Inspiradas en este principio, numerosas leyes del Buen Samaritano se han promulgado en todo el mundo para proteger frente a demandas a quienes prestan asistencia de buena fe en una emergencia. Sin embargo, el alcance exacto de esa protección varía de una jurisdicción a otra: a continuación encontrará lo que dispone la ley aplicable a su región.
Su proteccion bajo la ley
Filipinas no cuenta con una ley de buen samaritano autónoma que otorgue inmunidad a los rescatistas; su sistema, de influencia civilista, se distingue en cambio por el artículo 275 del Revised Penal Code, que impone un deber de prestar auxilio. Ninguna inmunidad legal protege formalmente al interviniente, pero los tribunales consideran la intención humanitaria como circunstancia atenuante. Hay proyectos de Good Samaritan Act pendientes en el Congreso que, hasta la fecha, no han sido promulgados.
Obligacion de rescate
A diferencia de la mayoría de los países de common law, Filipinas reconoce un verdadero deber de socorro: el artículo 275 del Revised Penal Code castiga con arresto mayor a quien omite auxiliar a una persona herida o en peligro de muerte en un lugar deshabitado, cuando puede hacerlo sin riesgo propio, o a quien abandona a una víctima que él mismo ha lesionado accidentalmente. Ese deber, limitado pero real, hace de la intervención no solo un gesto moral, sino también una expectativa de la ley. A falta de inmunidad formal, conviene actuar con competencia y de buena fe, dos cualidades que solo la formación garantiza.
Por que la capacitacion es importante
En Filipinas, donde la propia ley espera que usted no aparte la mirada, saber qué hacer no es un lujo sino una responsabilidad.

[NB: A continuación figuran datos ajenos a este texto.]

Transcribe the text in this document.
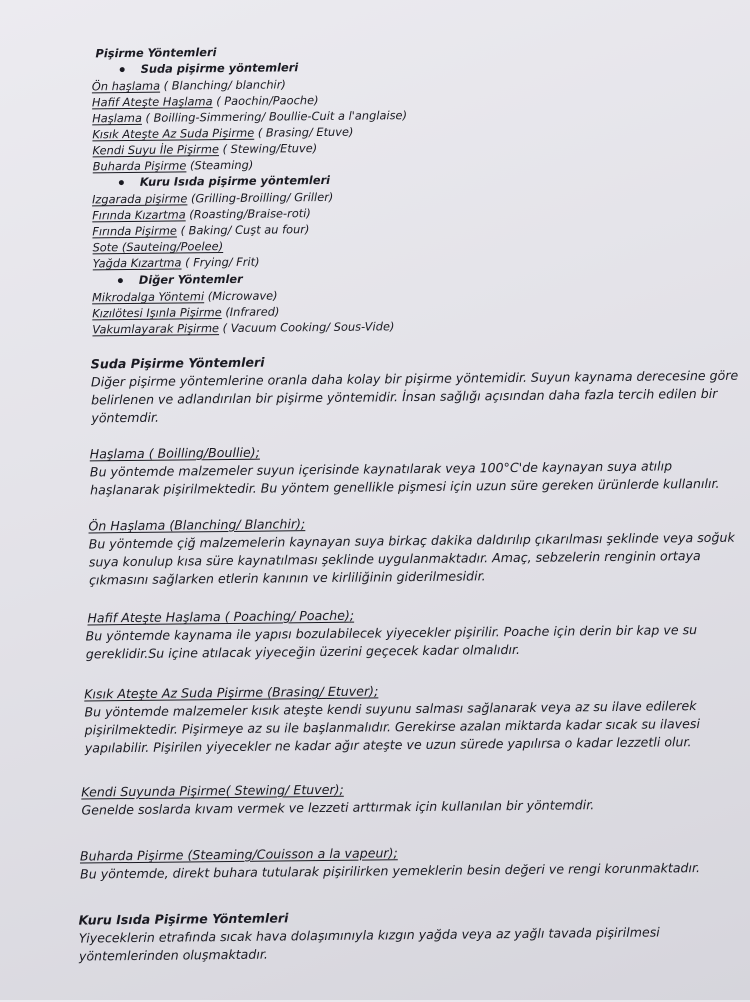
Pişirme Yöntemleri
Suda pişirme yöntemleri
Ön haşlama ( Blanching/ blanchir)
Hafif Ateşte Haşlama ( Paochin/Paoche)
Haşlama ( Boilling-Simmering/ Boullie-Cuit a l'anglaise)
Kısık Ateşte Az Suda Pişirme ( Brasing/ Etuve)
Kendi Suyu İle Pişirme ( Stewing/Etuve)
Buharda Pişirme (Steaming)
Kuru Isıda pişirme yöntemleri
Izgarada pişirme (Grilling-Broilling/ Griller)
Fırında Kızartma (Roasting/Braise-roti)
Fırında Pişirme ( Baking/ Cuşt au four)
Sote (Sauteing/Poelee)
Yağda Kızartma ( Frying/ Frit)
Diğer Yöntemler
Mikrodalga Yöntemi (Microwave)
Kızılötesi Işınla Pişirme (Infrared)
Vakumlayarak Pişirme ( Vacuum Cooking/ Sous-Vide)
Suda Pişirme Yöntemleri
Diğer pişirme yöntemlerine oranla daha kolay bir pişirme yöntemidir. Suyun kaynama derecesine göre
belirlenen ve adlandırılan bir pişirme yöntemidir. İnsan sağlığı açısından daha fazla tercih edilen bir
yöntemdir.
Haşlama ( Boilling/Boullie);
Bu yöntemde malzemeler suyun içerisinde kaynatılarak veya 100°C'de kaynayan suya atılıp
haşlanarak pişirilmektedir. Bu yöntem genellikle pişmesi için uzun süre gereken ürünlerde kullanılır.
Ön Haşlama (Blanching/ Blanchir);
Bu yöntemde çiğ malzemelerin kaynayan suya birkaç dakika daldırılıp çıkarılması şeklinde veya soğuk
suya konulup kısa süre kaynatılması şeklinde uygulanmaktadır. Amaç, sebzelerin renginin ortaya
çıkmasını sağlarken etlerin kanının ve kirliliğinin giderilmesidir.
Hafif Ateşte Haşlama ( Poaching/ Poache);
Bu yöntemde kaynama ile yapısı bozulabilecek yiyecekler pişirilir. Poache için derin bir kap ve su
gereklidir.Su içine atılacak yiyeceğin üzerini geçecek kadar olmalıdır.
Kısık Ateşte Az Suda Pişirme (Brasing/ Etuver);
Bu yöntemde malzemeler kısık ateşte kendi suyunu salması sağlanarak veya az su ilave edilerek
pişirilmektedir. Pişirmeye az su ile başlanmalıdır. Gerekirse azalan miktarda kadar sıcak su ilavesi
yapılabilir. Pişirilen yiyecekler ne kadar ağır ateşte ve uzun sürede yapılırsa o kadar lezzetli olur.
Kendi Suyunda Pişirme( Stewing/ Etuver);
Genelde soslarda kıvam vermek ve lezzeti arttırmak için kullanılan bir yöntemdir.
Buharda Pişirme (Steaming/Couisson a la vapeur);
Bu yöntemde, direkt buhara tutularak pişirilirken yemeklerin besin değeri ve rengi korunmaktadır.
Kuru Isıda Pişirme Yöntemleri
Yiyeceklerin etrafında sıcak hava dolaşımınıyla kızgın yağda veya az yağlı tavada pişirilmesi
yöntemlerinden oluşmaktadır.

En un paro cardíaco, cada minuto sin reanimación reduce las probabilidades de supervivencia en torno a un 10 %, y en un archipiélago donde la ayuda a veces debe cruzar mar y atascos, el testigo presente es la primera, y a veces la única, esperanza de la víctima. Una formación en RCP y primeros auxilios le enseña a actuar con calma y competencia: comprimir, abrir la vía aérea, usar un desfibrilador y evitar agravar el estado de la persona. Capacitarse es responder al llamado del deber con manos seguras, y convertir la buena voluntad en vidas salvadas.